No idea how to tell her parents or friends or anyone.
Right now, none of it even seemed to matter.
She loved Steele.
It wasn’t like the crushes she’d had on other men, which Candy was rather more used to.
It felt so much deeper than that, like an actual concrete thing that now resided within.
Except the twins resided within also.
Twins?
As he did up his shirt that morning Steele was thinking about them too.
He was also thinking about her words—how telling him had been the hardest part.
He knew how impossible her parents were and he knew telling Gerry’s parents would be supremely difficult.
Yet telling him …
As he did up his tie, he found himself closer to tears than he had been at his marriage break-up. Closer to tears than he had been at his grandmother’s funeral.

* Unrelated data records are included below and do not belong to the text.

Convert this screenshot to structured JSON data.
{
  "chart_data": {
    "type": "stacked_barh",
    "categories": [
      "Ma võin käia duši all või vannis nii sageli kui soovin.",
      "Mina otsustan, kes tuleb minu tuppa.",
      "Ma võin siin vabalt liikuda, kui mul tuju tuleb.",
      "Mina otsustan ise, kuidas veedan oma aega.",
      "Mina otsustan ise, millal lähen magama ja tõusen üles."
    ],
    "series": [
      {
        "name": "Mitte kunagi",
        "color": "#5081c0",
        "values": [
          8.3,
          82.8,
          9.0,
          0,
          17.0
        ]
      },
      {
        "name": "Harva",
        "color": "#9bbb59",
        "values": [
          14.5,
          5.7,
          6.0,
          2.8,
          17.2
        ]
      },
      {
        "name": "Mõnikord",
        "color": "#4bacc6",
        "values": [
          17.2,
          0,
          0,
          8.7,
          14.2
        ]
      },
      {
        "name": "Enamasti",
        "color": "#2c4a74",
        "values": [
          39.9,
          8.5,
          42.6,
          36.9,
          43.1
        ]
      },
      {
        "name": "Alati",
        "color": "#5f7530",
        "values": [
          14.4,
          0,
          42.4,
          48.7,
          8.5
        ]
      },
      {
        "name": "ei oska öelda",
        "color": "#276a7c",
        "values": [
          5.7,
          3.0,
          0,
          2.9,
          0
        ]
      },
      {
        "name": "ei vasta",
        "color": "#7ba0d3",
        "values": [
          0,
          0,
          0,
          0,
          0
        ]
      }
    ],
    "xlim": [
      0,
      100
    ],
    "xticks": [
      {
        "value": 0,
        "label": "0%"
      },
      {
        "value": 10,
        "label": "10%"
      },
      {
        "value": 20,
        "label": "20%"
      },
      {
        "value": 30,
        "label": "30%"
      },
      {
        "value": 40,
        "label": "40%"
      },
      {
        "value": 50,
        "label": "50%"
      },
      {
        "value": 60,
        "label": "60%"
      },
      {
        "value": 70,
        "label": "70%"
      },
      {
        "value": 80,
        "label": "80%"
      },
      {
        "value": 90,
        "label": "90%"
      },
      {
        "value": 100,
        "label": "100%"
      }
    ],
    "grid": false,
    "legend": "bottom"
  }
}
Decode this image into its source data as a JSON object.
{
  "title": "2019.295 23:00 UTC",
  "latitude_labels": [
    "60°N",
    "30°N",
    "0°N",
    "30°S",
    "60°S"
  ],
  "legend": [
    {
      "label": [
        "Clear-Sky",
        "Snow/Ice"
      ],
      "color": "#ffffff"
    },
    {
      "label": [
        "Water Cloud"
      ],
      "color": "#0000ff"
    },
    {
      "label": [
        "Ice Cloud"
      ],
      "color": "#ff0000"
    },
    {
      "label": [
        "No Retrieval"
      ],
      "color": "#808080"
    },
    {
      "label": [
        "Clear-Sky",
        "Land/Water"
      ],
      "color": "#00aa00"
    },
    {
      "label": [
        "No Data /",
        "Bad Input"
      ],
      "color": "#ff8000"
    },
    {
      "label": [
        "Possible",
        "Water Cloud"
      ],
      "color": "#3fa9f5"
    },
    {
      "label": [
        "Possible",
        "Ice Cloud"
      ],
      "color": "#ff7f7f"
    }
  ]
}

In fact, Steele wasn’t even close to tears—he was sitting on the edge of the bath in a serviced apartment, bawling his eyes out, for the fact they were over and the grief that her babies were not his. He’d never cried. Even when he’d found out that he couldn’t have children, Steele hadn’t broken down. He’d been too busy mopping up Annie’s tears. Now, ten years later, he let out what had long been held in. He cried alone.